1. Simulated Body: Fixed Speed

NCAP successfully learns to locomote across various speeds and terrains. These representative videos show the robot on Flat terrain at Walk (0.5 m/s) and Run (1.0 m/s) speeds. We simultanously visualize the Rhythm Generation (RG) neural activity and footfall plots. As brainstem command to RG increases, the expressed gait transitions from walk to bound. Having an achitectural prior thus enables control of the resulting behavior without additional reward or imitation priors.

Videos include sound

2. Simulated Body: Naturalistic Gaits

Examining the qualitative performance of MLP reveals high variability that is occluded in the quantitative performance curves. MLP develops a good walking gait on seed 3, a mediocre limping gait on seed 2, and a failed on-the-floor shuffle on seed 1.
In contrast, NCAP exhibits more naturalistic and consistent gaits due to its RG prior.
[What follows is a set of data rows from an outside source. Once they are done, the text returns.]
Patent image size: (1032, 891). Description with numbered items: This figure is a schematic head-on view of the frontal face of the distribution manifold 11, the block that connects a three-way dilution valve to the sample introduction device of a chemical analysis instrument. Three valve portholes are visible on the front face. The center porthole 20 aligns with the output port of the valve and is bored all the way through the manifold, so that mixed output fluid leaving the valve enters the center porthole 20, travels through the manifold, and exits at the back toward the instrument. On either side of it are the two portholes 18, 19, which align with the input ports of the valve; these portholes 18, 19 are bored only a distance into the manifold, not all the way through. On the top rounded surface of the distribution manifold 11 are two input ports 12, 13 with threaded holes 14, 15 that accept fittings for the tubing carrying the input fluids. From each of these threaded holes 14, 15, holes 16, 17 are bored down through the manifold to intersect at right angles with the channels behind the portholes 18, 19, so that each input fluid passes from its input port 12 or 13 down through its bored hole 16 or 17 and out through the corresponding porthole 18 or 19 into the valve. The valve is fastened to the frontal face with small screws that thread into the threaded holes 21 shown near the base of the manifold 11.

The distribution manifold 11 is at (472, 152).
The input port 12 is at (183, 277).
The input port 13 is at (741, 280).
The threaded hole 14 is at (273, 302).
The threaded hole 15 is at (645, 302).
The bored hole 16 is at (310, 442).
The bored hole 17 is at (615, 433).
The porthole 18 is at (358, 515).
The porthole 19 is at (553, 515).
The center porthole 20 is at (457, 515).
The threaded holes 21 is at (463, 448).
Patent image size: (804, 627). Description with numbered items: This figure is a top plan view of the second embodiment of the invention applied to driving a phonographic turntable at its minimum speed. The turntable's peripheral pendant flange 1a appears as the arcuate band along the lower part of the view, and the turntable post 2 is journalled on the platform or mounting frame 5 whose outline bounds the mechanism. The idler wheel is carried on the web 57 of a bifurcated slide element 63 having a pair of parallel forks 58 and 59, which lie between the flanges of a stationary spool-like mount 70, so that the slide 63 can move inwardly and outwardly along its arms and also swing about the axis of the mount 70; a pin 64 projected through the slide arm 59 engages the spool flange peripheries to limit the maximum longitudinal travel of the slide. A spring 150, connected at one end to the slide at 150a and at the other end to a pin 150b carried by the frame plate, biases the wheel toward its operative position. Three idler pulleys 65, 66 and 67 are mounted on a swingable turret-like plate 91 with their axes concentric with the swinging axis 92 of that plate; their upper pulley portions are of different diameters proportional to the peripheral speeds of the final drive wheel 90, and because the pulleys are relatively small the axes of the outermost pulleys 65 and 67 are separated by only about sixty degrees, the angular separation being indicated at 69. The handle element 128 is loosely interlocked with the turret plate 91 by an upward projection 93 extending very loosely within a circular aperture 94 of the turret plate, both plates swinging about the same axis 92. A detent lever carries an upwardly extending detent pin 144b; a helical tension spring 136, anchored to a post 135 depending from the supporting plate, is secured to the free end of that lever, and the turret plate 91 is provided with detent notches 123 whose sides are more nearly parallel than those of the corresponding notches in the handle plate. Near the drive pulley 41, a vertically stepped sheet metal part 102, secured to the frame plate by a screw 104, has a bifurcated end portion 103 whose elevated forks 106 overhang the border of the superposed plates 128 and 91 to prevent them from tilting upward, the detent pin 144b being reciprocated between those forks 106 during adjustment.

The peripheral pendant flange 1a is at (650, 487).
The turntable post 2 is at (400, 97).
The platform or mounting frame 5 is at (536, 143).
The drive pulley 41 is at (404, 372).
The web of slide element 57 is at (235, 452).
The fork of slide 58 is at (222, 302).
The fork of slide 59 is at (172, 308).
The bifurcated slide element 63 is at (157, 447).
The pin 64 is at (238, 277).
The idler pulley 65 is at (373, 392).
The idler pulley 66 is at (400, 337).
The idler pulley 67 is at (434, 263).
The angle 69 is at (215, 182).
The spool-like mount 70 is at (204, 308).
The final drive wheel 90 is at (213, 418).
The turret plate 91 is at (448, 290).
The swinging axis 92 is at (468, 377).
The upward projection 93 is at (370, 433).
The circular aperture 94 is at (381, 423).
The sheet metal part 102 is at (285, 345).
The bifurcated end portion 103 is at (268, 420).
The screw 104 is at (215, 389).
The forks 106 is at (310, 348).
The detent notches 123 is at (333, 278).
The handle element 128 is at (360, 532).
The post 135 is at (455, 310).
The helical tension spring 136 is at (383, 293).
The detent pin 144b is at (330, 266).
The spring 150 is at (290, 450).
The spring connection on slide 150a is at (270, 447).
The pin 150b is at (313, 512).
3. Simulated Body: Variable Speed

We investigate a more complex task in which the robot must transition between speeds within an episode. NCAP uses the target speed to modulate the brainstem command that controls the RG circuit. This enables it to alter its gait in a speed-dependent manner.

MLP

MLP learns to alter its speed, but its posture and gait are not naturalistic without additional priors.

4. Physical Body

We deploy the architectures to a physical Unitree A1 quadruped robot. We expect the domain gap to be large since we do not perform controller tuning or system identification with the physical robot, the simulated training does not apply aggressive domain randomization, and the architectures do not have mechanisms for online adaptation.

MLP (Trained)

MLP falls immediately due to its erratic and unstable actions, often launching the robot aggressively into the wall.

NCAP (Untrained)

Even before training, NCAP is stable and produces slight walking movements with small foot displacements.

NCAP (Trained)

After training, NCAP walks successfully on most trials, though with less smoothness than in simulation.